Все сосредоточенно слушали, переваривая его слова.
– Как известно, исследованное пространство, в которое можно войти, – это шкала Планка, где пространство-время подвержено квантованию, – продолжил он. – Там происходит корреляция между материей, энергией и информацией, и трудно отделить одно от другого. Говоря об информации, я имею в виду некоторый бесконечный ряд данных, закольцованный во времени и практически неограниченный.
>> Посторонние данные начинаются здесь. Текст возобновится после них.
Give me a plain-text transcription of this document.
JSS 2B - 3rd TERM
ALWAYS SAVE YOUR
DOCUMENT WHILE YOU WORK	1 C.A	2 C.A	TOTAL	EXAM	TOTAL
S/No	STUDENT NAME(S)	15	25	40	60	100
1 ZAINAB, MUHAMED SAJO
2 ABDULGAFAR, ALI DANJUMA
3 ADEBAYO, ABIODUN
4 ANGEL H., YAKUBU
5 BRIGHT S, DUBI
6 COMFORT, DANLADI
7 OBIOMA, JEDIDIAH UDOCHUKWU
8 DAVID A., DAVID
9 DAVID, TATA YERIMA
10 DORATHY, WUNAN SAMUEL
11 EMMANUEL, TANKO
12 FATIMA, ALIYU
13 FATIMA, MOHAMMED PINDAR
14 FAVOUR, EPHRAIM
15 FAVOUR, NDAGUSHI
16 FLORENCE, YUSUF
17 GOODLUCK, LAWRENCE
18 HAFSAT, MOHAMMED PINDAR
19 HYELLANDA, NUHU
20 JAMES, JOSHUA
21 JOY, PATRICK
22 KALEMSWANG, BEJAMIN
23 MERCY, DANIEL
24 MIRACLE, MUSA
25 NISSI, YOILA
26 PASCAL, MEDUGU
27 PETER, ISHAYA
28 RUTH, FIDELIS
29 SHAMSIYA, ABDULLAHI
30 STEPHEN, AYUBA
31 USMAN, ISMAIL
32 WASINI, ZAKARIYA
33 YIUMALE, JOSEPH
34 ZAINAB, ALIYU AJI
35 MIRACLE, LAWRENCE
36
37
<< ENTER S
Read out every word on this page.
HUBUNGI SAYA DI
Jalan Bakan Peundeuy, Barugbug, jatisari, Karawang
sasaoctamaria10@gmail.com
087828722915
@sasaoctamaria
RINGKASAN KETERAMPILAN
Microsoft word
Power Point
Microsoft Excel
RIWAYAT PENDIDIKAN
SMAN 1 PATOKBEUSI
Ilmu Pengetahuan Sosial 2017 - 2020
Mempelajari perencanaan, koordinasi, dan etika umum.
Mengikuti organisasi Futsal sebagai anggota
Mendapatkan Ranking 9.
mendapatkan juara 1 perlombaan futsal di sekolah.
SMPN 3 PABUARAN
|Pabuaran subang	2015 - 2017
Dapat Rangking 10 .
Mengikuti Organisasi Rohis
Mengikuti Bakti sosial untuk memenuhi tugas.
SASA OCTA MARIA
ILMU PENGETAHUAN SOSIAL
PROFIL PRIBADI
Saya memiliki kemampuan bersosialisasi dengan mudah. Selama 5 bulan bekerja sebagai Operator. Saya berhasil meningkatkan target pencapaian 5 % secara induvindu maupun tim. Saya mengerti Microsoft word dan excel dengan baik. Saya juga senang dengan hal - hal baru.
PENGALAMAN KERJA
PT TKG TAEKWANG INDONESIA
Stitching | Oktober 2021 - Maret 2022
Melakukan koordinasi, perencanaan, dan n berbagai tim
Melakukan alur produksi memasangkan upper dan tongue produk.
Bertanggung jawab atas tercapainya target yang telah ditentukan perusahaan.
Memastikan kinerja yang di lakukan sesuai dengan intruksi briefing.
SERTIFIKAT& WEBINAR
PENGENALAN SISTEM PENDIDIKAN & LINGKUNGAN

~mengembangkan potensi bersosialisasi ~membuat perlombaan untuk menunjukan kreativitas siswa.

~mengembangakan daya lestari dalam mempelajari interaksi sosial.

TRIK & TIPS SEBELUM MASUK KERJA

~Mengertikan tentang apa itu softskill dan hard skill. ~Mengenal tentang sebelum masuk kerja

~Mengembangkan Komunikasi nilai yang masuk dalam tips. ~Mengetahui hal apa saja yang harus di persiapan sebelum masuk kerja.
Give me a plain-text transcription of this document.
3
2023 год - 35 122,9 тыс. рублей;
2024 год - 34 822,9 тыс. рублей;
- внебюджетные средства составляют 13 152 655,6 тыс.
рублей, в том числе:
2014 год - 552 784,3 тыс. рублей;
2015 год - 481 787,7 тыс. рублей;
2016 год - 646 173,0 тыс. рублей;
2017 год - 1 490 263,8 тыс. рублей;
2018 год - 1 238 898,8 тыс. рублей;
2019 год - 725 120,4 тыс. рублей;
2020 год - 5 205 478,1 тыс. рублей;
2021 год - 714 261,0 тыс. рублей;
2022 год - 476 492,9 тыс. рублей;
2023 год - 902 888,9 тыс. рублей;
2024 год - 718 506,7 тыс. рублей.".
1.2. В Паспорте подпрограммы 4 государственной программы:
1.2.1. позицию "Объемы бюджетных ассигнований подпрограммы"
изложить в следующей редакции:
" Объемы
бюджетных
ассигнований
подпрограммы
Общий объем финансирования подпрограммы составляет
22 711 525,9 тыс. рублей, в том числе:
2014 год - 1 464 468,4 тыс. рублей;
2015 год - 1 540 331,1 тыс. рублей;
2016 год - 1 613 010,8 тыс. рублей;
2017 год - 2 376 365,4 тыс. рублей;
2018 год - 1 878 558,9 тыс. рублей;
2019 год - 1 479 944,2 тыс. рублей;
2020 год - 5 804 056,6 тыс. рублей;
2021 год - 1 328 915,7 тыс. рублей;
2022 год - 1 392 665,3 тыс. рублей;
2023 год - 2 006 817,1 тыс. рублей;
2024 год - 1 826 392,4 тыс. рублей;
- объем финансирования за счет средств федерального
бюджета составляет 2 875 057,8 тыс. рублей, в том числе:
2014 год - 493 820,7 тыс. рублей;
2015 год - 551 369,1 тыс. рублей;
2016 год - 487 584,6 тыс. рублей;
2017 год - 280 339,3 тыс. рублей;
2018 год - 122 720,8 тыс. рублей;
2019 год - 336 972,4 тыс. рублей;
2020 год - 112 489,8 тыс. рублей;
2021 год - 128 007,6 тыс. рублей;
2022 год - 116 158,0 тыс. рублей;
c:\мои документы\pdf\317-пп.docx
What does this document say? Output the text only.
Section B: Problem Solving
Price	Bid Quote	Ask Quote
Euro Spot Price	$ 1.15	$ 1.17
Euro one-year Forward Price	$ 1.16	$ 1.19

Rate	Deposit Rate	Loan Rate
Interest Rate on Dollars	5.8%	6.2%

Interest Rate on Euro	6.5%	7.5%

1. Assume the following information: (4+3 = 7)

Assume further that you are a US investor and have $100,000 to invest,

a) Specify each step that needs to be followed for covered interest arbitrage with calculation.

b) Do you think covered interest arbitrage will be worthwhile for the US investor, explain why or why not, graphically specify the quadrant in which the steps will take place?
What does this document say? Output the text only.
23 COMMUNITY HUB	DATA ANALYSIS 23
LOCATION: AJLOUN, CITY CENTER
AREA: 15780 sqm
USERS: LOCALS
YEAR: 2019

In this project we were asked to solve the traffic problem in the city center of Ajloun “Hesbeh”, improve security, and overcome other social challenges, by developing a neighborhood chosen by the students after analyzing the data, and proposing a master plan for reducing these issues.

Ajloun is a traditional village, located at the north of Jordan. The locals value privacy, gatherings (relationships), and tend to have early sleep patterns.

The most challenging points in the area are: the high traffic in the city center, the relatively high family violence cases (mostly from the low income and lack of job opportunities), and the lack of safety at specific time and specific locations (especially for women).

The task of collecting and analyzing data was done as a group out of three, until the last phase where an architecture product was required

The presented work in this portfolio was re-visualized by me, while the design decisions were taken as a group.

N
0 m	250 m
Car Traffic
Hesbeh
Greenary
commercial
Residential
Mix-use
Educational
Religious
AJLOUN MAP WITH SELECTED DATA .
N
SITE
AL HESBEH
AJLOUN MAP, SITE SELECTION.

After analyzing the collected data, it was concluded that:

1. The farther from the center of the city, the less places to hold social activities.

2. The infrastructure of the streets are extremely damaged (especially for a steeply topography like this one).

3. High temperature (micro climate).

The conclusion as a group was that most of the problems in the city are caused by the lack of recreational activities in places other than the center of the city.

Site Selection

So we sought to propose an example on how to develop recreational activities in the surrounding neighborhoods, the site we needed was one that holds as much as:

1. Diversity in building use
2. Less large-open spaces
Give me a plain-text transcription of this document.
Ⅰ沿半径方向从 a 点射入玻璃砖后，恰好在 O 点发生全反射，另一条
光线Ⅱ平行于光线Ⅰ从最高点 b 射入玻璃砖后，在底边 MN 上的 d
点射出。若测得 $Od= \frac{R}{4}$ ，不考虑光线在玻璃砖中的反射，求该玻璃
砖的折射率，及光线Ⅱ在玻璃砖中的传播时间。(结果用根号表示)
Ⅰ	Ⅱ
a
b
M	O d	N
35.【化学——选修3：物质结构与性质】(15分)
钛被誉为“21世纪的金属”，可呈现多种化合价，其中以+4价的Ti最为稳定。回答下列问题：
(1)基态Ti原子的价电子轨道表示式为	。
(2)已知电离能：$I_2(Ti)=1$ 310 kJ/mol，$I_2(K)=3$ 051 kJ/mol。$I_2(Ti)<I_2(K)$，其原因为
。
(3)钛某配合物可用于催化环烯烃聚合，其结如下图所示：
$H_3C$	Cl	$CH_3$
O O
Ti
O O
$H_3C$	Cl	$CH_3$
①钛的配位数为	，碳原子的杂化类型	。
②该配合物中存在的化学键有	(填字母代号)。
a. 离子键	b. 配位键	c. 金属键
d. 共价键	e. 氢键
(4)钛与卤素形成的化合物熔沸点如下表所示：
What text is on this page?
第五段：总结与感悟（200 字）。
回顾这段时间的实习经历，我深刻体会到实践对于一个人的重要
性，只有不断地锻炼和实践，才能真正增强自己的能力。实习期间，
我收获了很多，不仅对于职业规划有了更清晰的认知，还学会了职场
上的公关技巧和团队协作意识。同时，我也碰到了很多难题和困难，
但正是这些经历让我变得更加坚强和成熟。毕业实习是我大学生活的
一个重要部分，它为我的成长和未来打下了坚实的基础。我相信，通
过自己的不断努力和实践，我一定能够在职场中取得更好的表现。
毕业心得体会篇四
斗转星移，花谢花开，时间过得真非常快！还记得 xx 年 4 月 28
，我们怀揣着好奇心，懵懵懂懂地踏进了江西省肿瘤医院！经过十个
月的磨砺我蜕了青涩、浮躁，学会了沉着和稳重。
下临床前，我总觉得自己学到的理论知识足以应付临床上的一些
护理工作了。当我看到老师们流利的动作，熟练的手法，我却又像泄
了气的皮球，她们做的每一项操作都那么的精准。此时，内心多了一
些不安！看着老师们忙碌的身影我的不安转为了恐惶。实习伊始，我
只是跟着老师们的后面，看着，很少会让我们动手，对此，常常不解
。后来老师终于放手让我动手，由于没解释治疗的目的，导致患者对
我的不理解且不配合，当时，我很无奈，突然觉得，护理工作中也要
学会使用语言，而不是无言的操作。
Таким образом, в глубинной структуре того, что мы воспринимаем как реальность, могла содержаться не только вся информация, но и платоновские идеи. Было установлено, что эта информация, или, скорее, информационное ядро, могло содержать вместилища разумной информации. Где, однако, провести границу между мертвой и живой информацией? И могла ли реально существовать эта «живая информация», возникшая вследствие корреляции неограниченных временем и пространством данных? В то время это был весьма непростой вопрос, но все же высказывалось мнение, что эта разумная информация могла стать чем-то вроде скрытого сознания, способного заметить успешное наблюдение. Также утверждалось, что такой высший уровень наблюдения означал бы и высший уровень сознания, дающий возможность установить контакт с Иными помимо обычных ненадежных средств связи. Таким образом пытались преодолеть барьер эмергентности. На помощь пришли исследования искусственного интеллекта. Благодаря им были созданы генокомпьютеры, эволюционные вместилища памяти, основанные на естественном разрастании нанитово-клеточной ДНК. В процессе исследования Глубины были запущены также первые тессеракт-компьютеры, благодаря которым мое сознание, по сути, ничем не отличается от вашего. Были наконец активированы на более высоком уровне функционирования содержащиеся в человеческом мозгу микротрубочки. И наконец, после сотен лет исследований, была создана Напасть, – закончил он.